A disponibilidade de folhas no pasto está concentrada na metade superior do dossel (emaranhado de perfilhos), e é por isso que quando os animais baixam a cabeça, eles consomem metade da altura dos perfilhos. Ou seja, se o pasto tem 10cm, em um bocado, os animais consomem 5cm, se o pasto tem 20cm, os animais em um bocado consomem 10cm, se o pasto tem 1m eles consomem 50cm e, assim, sucessivamente. (a figura abaixo nos ajuda a ilustrar isso que estou dizendo). Assim, a estratégia de encher a barriga ao longo do dia está diretamente ligada a estrutura do pasto que o animal encontra no piquete.

 

(Bocado)
Imagem: COAMO

 

Figura. Representação da profundidade do bocado.
Imagem: Cangiano

 

Seguindo essa lógica, se o pasto está bem baixo, pouca quantidade de pasto é colhida a cada bocado e para encher a barriga, colhendo de pouquinho em pouquinho, fica muito mais difícil. Quando o pasto é bem alto, perto de 1m, encher a barriga fica muito mais fácil, pois a cada bocado o animal colhe bastante. Porém, quando a gente fala em eficiência no processo de colheita (colher mais em menos tempo, o instinto dos herbívoros), as duas situações não são tão boas assim.

A primeira porque falta pasto em quantidade e a segunda, apesar de ter quantidade, para o animal colocar todo aquele bolo de 50 cm pasto “goela abaixo” e sem ter o auxílio das patas, não é uma tarefa muito fácil e acaba perdendo tempo. Aqui, cabe uma comparação bem interessante quando se fala em quantidade e qualidade de pasto. Pastos bem baixos, são basicamente compostos por folhas, com altíssima qualidade. Já pastos mais altos (como vimos no texto 1 da trilogia), as folhas são mais duras, os perfilhos já tem muita proporção de colmos, e a qualidade do pasto já baixa bastante. Em pastos baixos, o problema não é qualidade e sim quantidade, pois os animais não conseguem colher volume de maneira eficiente. Já em pastos muito altos, a quantidade não é um problema e sim a qualidade e um pouco de dificuldade comer tudo de uma vez.

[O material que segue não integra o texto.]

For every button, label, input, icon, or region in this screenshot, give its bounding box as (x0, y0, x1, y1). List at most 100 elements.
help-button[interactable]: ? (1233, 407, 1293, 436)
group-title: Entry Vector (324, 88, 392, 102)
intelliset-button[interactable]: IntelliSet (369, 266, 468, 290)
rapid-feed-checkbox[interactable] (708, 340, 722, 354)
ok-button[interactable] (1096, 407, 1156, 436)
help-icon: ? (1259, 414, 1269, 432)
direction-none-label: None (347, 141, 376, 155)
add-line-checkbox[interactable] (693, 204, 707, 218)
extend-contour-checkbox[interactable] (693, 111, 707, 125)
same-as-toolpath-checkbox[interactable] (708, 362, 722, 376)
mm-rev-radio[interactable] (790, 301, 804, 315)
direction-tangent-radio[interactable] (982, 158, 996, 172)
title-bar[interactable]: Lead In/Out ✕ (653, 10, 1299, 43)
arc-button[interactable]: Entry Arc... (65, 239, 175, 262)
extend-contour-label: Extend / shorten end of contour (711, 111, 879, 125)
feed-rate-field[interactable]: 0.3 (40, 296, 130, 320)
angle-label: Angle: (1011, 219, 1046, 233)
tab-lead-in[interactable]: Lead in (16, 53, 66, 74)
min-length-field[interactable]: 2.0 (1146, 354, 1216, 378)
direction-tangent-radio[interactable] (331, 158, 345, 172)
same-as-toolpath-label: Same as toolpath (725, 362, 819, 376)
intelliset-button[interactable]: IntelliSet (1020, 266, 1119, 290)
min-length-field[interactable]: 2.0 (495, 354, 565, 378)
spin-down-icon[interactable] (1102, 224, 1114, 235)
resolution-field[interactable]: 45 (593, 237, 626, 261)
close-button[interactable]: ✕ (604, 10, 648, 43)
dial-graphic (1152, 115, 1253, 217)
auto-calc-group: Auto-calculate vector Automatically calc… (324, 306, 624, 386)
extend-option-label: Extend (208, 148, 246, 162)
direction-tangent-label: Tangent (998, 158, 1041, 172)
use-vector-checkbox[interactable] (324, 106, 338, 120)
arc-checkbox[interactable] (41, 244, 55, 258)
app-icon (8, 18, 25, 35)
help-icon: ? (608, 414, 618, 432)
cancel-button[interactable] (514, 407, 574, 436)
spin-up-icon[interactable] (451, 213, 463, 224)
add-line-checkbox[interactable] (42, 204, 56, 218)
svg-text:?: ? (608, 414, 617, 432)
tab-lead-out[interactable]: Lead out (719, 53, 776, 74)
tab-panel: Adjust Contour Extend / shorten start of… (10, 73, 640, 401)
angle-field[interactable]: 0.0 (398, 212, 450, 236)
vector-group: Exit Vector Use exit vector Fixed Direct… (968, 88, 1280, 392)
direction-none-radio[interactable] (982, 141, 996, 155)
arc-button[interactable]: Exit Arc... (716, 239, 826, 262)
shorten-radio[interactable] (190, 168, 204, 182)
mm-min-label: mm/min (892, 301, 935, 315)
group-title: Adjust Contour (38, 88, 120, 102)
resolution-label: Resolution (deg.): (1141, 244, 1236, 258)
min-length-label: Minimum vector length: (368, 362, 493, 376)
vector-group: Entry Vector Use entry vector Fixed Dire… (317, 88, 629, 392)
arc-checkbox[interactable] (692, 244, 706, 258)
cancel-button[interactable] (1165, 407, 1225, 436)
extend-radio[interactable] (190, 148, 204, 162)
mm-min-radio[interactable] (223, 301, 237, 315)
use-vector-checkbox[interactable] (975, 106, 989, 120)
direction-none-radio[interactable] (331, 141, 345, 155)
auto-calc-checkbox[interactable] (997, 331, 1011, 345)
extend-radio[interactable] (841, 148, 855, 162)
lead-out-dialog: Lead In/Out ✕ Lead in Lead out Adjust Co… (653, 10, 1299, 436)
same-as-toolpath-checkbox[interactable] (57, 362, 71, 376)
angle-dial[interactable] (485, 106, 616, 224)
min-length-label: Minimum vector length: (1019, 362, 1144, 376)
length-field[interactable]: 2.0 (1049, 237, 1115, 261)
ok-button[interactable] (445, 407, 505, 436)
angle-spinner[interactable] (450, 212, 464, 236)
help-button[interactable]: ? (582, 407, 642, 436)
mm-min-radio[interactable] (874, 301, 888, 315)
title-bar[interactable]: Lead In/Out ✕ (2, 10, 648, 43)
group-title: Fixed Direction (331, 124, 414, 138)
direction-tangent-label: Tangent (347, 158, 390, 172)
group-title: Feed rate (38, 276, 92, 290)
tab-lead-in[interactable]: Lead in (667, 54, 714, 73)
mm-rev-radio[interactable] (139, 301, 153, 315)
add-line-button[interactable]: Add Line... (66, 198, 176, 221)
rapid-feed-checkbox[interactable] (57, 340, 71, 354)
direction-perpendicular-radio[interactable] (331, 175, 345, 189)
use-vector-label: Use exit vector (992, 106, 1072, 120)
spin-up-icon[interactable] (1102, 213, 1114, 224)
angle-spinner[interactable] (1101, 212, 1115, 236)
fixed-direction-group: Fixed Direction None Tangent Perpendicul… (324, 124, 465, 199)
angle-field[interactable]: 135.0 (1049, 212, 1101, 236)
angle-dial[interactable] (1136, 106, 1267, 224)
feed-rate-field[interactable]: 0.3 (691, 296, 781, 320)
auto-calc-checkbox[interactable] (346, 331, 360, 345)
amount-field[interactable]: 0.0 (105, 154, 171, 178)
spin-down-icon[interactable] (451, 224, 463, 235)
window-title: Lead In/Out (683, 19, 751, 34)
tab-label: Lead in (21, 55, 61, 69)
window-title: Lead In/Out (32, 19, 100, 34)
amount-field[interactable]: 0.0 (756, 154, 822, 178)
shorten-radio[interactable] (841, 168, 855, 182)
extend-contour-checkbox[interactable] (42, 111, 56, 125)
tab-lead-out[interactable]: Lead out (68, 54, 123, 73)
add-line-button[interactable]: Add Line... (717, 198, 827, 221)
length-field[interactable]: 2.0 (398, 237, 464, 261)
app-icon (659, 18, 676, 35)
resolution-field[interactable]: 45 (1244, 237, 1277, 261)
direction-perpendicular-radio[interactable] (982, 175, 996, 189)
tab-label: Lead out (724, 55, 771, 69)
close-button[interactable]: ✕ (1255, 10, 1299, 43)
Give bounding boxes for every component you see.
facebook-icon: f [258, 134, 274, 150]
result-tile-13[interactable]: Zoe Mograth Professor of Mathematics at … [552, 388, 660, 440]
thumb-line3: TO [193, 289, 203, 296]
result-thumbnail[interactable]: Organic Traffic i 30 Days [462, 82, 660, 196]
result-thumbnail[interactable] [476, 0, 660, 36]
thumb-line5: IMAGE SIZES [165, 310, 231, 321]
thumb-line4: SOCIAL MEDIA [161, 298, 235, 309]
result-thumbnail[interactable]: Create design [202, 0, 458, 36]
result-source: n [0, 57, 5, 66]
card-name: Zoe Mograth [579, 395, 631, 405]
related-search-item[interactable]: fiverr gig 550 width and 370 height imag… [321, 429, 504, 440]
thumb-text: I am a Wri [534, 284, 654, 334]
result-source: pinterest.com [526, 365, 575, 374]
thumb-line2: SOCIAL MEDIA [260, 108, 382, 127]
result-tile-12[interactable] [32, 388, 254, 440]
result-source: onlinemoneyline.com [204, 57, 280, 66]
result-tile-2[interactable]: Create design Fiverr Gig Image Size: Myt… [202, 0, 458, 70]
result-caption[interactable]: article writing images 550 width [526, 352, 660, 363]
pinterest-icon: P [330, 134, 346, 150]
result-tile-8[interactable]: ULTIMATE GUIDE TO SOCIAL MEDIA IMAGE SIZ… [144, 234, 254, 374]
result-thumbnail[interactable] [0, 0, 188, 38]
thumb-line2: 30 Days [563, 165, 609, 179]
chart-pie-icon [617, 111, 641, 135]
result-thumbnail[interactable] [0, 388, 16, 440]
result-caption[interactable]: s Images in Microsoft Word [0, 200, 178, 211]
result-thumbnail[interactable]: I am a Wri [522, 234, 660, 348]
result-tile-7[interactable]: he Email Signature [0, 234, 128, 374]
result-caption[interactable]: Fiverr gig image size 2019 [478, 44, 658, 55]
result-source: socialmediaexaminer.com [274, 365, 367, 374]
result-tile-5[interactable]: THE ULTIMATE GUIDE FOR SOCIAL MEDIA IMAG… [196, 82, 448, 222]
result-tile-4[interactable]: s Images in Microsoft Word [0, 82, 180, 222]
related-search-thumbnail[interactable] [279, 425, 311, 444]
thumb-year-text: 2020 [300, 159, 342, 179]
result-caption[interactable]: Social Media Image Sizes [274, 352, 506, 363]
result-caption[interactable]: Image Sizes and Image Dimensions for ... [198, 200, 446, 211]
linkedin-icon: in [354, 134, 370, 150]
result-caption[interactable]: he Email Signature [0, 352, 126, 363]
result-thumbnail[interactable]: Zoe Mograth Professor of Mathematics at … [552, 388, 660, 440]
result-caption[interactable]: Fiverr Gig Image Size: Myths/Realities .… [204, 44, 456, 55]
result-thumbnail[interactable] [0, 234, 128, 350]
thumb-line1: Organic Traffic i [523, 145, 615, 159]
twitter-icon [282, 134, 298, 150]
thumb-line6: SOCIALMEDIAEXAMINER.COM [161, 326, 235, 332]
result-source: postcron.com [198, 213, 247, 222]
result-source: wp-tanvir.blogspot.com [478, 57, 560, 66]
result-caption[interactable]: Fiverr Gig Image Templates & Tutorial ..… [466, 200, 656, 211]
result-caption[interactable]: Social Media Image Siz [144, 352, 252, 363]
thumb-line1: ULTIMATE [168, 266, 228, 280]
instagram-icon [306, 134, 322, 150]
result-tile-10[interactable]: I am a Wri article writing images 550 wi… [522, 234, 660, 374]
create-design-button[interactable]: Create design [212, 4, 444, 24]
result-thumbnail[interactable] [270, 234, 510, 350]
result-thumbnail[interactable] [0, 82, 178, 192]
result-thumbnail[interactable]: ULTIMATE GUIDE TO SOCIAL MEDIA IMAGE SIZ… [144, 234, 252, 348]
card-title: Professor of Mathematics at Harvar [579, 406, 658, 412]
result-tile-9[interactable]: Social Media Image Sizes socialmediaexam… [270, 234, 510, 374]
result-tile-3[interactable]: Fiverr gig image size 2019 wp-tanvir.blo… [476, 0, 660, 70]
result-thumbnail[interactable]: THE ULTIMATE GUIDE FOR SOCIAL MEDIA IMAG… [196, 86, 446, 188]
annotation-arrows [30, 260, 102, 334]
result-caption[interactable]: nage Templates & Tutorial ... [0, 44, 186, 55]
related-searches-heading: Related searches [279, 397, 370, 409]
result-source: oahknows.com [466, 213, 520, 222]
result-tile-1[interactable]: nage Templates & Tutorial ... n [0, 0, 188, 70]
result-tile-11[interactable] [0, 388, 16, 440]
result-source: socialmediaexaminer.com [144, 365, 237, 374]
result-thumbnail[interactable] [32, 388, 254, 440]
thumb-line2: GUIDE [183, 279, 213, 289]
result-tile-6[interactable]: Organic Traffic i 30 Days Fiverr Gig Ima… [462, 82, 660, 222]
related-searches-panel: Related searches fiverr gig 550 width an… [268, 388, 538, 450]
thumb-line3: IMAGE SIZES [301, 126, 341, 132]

Entendido isso, quando o animal se levanta pela manhã, ele já observa o pasto que tem disponível a sua frente, rapidamente monta a sua estratégia e começa imprimir a sua sequência de bocados. Se os pastos estão muito baixos (a cada bocado colhe pouco pasto), os animais diminuem o tempo entre um bocado e outro e aceleram o passo, se deslocando bem rápido de cabeça baixa, num estilo “não tenho muito o que escolher, se eu parar para pensar, não vai dar tempo de encher a barriga”. Agora, se o pasto está muito alto, aí os animais são a “tranquilidade em pessoa”, param, dão uns bocados bem grandes, colocam toda aquela massa para dentro, depois caminham mais um tanto, param e fazem a mesma coisa, sem muito desespero (a figura abaixo ilustra este processo).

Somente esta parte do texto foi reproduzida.